Atendendo a uma demanda dos manifestantes que ocupam as ruas de Hong Kong desde junho, a chefe do Executivo local, Carrie Lam , anunciou nesta quarta-feira o cancelamento da lei que permitiria extradições para a China continental, medida que deu origem aos protestos na região administrativa especial chinesa. O aceno de Lam, entretanto, não deverá ser suficiente para satisfazer os opositores, que mantêm outras quatro reivindicações, incluindo a de eleições diretas para o comando da cidade.
Anunciado por Lam no início de junho, com o pretexto imediato de resolver a situação legal de um cidadão de Hong Kong que havia matado a namorada em Taiwan e fugido de volta para a cidade, o projeto de lei foi visto pelos manifestantes como um desafio à autonomia política, jurídica e administrativa da cidade em relação a Pequim — no modelo conhecido como “um país, dois sistemas” , estabelecido quando Hong Kong foi devolvida à China pelos britânicos, em 1997.

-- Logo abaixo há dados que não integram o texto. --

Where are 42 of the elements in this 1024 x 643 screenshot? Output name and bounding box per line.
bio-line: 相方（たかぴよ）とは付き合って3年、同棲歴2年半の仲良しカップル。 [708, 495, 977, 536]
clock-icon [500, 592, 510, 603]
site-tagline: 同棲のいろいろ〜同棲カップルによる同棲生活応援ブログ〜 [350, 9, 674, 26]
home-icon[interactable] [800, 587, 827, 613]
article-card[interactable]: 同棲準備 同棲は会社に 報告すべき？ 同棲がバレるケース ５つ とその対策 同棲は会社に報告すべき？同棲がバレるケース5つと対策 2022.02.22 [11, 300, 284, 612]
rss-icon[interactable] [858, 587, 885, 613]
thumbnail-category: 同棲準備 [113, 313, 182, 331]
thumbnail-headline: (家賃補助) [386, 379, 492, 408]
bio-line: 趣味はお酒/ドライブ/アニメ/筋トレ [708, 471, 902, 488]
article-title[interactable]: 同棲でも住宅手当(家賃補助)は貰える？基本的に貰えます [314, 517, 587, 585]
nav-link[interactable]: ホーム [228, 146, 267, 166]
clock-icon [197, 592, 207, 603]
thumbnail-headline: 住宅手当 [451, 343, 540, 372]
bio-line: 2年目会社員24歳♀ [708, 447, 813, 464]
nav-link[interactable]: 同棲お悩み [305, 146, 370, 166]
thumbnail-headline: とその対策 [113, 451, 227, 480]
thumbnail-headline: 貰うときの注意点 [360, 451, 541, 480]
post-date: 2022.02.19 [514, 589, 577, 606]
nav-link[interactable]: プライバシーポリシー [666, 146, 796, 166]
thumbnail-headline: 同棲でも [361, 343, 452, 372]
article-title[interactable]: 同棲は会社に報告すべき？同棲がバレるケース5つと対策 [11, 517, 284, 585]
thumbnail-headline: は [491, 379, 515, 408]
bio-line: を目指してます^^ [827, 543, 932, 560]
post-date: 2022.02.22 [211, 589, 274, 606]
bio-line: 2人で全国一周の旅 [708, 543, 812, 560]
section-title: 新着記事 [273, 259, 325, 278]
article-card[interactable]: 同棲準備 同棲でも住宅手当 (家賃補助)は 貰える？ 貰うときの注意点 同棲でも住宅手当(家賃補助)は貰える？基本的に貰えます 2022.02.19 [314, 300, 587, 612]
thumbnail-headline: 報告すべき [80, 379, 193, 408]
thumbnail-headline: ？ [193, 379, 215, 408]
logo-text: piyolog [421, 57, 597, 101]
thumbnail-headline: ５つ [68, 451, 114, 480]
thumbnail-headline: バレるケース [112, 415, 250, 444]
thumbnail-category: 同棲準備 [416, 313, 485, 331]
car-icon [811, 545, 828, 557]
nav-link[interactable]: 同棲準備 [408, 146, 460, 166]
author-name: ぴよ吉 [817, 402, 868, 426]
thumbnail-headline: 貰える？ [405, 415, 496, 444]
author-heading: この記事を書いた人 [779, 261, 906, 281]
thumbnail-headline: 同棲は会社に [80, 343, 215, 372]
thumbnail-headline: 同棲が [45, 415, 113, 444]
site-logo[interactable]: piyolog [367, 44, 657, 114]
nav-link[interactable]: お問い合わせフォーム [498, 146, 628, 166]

No dia 15 do mesmo mês, conforme os protestos tornavam-se cada vez mais violentos, a chefe do Executivo chegou a anunciar a suspensão da tramitação da medida no Legislativo local, mas os manifestantes afirmaram que só ficariam satisfeitos com seu cancelamento. Desde então, os confrontos entre manifestantes e a polícia local tornaram-se comuns. Mais de 900 pessoas foram detidas.
Com o agravamento da crise política e dos desafios à soberania chinesa no território, os protestos ganharam quatro novas demandas: uma investigação independente sobre a violência policial, a anistia de todos os detidos durante as manifestações, que os atos não sejam designados como “rebelião” (o que, pela lei local, deixaria os condenados sujeitos a até 10 anos de prisão) e eleições diretas para o chefe do Executivo, atualmente escolhido por uma comissão de 1.200 pessoas majoritariamente favoráveis à Pequim.
No comunicado pré-gravado desta quarta-feira, Lam anunciou também a criação de uma plataforma para investigar as principais causas da revolta dos manifestantes e sugerir soluções futuras. O grupo terá como modelo o Conselho Independente para Reclamações Policiais. É esperado, segundo o Financial Times, que ao menos um especialista britânico participe da plataforma.
A bolsa de Hong Kong, um importante hub financeiro global que vinha registrando grandes perdas em meio à incerteza gerada pelos protestos, registrou em seu índice Hang Seng alta de quase 4%, a maior em 10 meses.
Desde que a crise política em Hong Kong tornou-se o maior desafio interno à autoridade de Pequim desde o Massacre da Praça da Paz Celestial, em 1989, o governo chinês vem endurecendo sua retoria em relação aos manifestantes, e chegou a classificar alguns deles como “terroristas”. Pequim também vem alertando para o impacto do movimento de oposição na economia da ex-colônia e ameaçando empresas que não sejam suficientemente pró-Pequim. A Cathay Pacific, principal companhia aérea de Hong Kong, tem sido uma das mais afetadas.
A agência reguladora da aviação chinesa proibiu que tripulantes da companhia que tivessem participado dos protestos sobrevoassem o território da China continental. Bancos estatais chineses rebaixaram as ações da empresa, que já demitiu ao menos 20 funcionários devido às pressões. Nesta quarta-feira, o presidente da Cathay, John Slosar, anunciou sua renúncia, seguindo os passos do CEO Rupert Hogg, que se demitiu no mês passado.
Fala de Lam
Na segunda-feira, a agência Reuters divulgou uma gravação de uma fala de Lam a empresários, feita durante uma reunião fechada , na qual ela disse que se demitiria se pudesse e que se via de mãos atadas ao ter que, constitucionalmente, servir a dois senhores: Pequim e o povo de Hong Kong.
Na fala aos empresários, Lam sugeriu que Pequim ainda não havia chegado a seu ponto de virada em relação aos protestos em Hong Kong. Segundo Lam, o governo chinês não tem “absolutamente plano nenhum” para utilizar o Exército Popular da Libertação nas ruas de Hong Kong, pois sabe do impacto que isso poderá ter para sua reputação global:
— Eles sabem que seria um preço muito alto a pagar — disse a chefe do Executivo. — A China precisou de muito tempo para construir esse tipo de perfil internacional e para ter voz, não apenas como uma grande economia, mas uma grande economia responsável. Abrir mão desses fatores positivos não está na agenda deles.